Ces offres seront bientôt acceptées à ce niveau de prix car il y a plus de bien à vendre que d’acquéreurs potentiels solvables.
Le niveau du marché sera celui du niveau de prix que vous voudrez bien mettre pour acquérir votre bien.
A vous de savoir quel niveau de perte vous êtes prêt à accepter : 30 %, 20 %, 10 % ou 0 % de perte sur la tendance à venir du marché
26 juillet 2006 à 14:229
Bien vu !
C'est ce qui s'appelle cyniquement la loi du marché
27 juillet 2006 à 02:1410
Rapport des notaires juillet 2006
la baisse commence
Source les notaires conférence de presse juillet 2006
Il est à noter que quatre arrondissements de Paris ont vu légèrement baisser les prix des
appartements anciens d’un trimestre à l’autre. Il s’agit des 5ème à 6 854 euros/m2 (-1%) , 8ème à
6 552 euros/m2 (-3,9%), 14ème à 5539 euros/m2 (-0,6%) et 15ème à 5 668 euros/m2 (-0,9%).
Ces chiffres concernent les signatures notaires acte authentique &er trimestre 2006 soit des ttransasactions effectuées au cours du derneier trimestre 2005
Alors pour le 1 et 2 trimestre 2006 ?
27 juillet 2006 à 09:3111
Les prix (en franc) du marché immobilier de province (source: Crédit Foncier de France, données pour l'année 1998).
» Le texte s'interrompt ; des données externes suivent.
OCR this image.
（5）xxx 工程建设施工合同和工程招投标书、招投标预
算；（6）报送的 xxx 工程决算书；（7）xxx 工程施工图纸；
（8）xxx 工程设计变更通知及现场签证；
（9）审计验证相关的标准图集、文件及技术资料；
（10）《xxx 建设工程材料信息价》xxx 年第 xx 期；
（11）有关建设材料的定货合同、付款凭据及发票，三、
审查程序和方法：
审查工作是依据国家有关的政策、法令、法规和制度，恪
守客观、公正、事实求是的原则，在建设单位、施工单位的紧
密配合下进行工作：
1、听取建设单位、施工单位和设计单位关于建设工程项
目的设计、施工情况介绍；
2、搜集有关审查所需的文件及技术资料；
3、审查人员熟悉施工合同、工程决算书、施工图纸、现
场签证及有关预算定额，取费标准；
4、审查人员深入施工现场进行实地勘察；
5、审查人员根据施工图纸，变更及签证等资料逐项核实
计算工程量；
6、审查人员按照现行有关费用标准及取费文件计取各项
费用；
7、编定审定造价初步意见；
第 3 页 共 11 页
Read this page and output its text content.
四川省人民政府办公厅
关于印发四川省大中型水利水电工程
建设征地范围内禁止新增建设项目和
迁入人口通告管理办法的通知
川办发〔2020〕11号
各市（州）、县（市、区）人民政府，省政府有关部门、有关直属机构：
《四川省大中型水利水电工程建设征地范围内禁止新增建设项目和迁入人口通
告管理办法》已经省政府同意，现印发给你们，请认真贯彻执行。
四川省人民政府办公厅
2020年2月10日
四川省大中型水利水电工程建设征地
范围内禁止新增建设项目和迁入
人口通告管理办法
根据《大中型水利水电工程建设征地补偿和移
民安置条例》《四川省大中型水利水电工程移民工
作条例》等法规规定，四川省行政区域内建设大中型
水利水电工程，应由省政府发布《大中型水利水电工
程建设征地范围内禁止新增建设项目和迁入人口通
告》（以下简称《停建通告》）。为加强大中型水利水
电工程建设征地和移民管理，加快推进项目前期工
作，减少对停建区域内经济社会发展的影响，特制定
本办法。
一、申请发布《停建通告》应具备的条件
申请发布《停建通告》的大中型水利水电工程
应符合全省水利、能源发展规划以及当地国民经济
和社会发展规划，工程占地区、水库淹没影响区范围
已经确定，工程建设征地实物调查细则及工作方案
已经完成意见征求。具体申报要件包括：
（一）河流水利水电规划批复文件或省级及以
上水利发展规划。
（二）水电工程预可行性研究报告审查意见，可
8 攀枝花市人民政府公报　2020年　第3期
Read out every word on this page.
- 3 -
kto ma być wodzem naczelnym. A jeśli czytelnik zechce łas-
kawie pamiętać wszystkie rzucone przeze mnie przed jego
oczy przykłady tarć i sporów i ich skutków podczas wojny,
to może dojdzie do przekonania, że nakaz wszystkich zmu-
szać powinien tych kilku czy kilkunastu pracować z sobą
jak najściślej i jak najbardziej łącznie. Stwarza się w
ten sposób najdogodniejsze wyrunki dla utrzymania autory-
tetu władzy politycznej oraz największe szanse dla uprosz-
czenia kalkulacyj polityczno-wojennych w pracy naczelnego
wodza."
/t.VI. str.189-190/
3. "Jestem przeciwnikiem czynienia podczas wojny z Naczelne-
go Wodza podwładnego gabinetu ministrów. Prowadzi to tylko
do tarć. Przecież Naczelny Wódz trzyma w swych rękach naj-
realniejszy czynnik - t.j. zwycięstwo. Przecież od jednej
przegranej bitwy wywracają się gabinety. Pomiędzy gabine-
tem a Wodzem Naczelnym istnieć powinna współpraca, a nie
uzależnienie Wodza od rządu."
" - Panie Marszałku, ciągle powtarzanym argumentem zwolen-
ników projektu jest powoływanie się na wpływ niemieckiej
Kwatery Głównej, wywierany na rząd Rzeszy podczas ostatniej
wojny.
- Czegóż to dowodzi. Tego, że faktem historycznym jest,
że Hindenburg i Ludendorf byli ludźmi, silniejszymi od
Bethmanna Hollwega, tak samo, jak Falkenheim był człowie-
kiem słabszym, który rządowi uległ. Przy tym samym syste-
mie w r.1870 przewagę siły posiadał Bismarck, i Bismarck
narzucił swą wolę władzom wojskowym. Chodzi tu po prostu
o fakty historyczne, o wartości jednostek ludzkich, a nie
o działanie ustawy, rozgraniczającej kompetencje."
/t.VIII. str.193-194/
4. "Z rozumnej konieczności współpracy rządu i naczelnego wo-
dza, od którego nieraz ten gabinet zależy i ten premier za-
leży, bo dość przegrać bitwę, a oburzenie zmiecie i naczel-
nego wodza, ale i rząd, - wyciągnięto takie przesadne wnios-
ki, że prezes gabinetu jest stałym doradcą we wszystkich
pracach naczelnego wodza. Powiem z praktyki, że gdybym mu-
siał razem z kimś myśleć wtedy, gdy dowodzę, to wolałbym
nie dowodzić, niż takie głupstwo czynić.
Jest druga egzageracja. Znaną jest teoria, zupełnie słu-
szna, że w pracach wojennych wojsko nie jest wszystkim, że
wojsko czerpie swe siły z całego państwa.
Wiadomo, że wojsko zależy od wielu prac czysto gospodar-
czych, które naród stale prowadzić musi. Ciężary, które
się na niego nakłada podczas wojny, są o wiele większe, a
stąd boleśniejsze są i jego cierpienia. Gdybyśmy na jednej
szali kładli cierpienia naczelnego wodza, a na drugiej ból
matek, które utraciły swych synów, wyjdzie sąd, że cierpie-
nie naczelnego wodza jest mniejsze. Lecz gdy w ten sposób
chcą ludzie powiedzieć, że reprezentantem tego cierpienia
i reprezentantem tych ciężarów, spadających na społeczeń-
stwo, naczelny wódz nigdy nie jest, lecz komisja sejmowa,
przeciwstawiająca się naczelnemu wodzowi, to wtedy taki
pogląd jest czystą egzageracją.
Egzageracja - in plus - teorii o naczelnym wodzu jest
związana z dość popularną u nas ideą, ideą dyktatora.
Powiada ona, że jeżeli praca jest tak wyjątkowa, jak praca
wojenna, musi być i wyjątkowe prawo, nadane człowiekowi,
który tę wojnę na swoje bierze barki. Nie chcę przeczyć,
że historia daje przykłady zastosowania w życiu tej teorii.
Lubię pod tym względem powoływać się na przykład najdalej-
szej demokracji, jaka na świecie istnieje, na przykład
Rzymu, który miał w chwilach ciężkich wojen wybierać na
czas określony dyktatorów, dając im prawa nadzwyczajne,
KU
A vos calculettes
Aix-en-Provence 8 000
Annecy 7 000
Bordeaux 4 000
Caen 5 000
Cannes 7 000
Clermont-Ferrand 5 000
Dijon 5 600
Grenoble 5 500
Lille 6 800
Lyon 7 200
Marseille 3 500
Montpellier 6 000
Nancy 5 000
Nantes 6 000
Nice 7 000
Orléans 5 000
Reims 7 000
Rennes 6 500
Strasbourg 6 000
Toulouse 6 000
27 juillet 2006 à 09:4512
Baisse on ne peut plus officielle aux USA de l'immobilier:
"Avec des ventes de logements en baisse, le marché immobilier ralenti dans l'ensemble du pays. "
http://bourse.lefigaro.fr/Actualite/Default.asp?Source=FI&NumArticle=58603
La nôtre ne saurait tarder.
RDV à la rentrée !
Cdt
27 juillet 2006 à 14:5013
On peut mentir à quelqu'un tout le temps, on peut mentir à tout le monde un certain temps, mais on ne peut mentir à tout le monde tout le temps!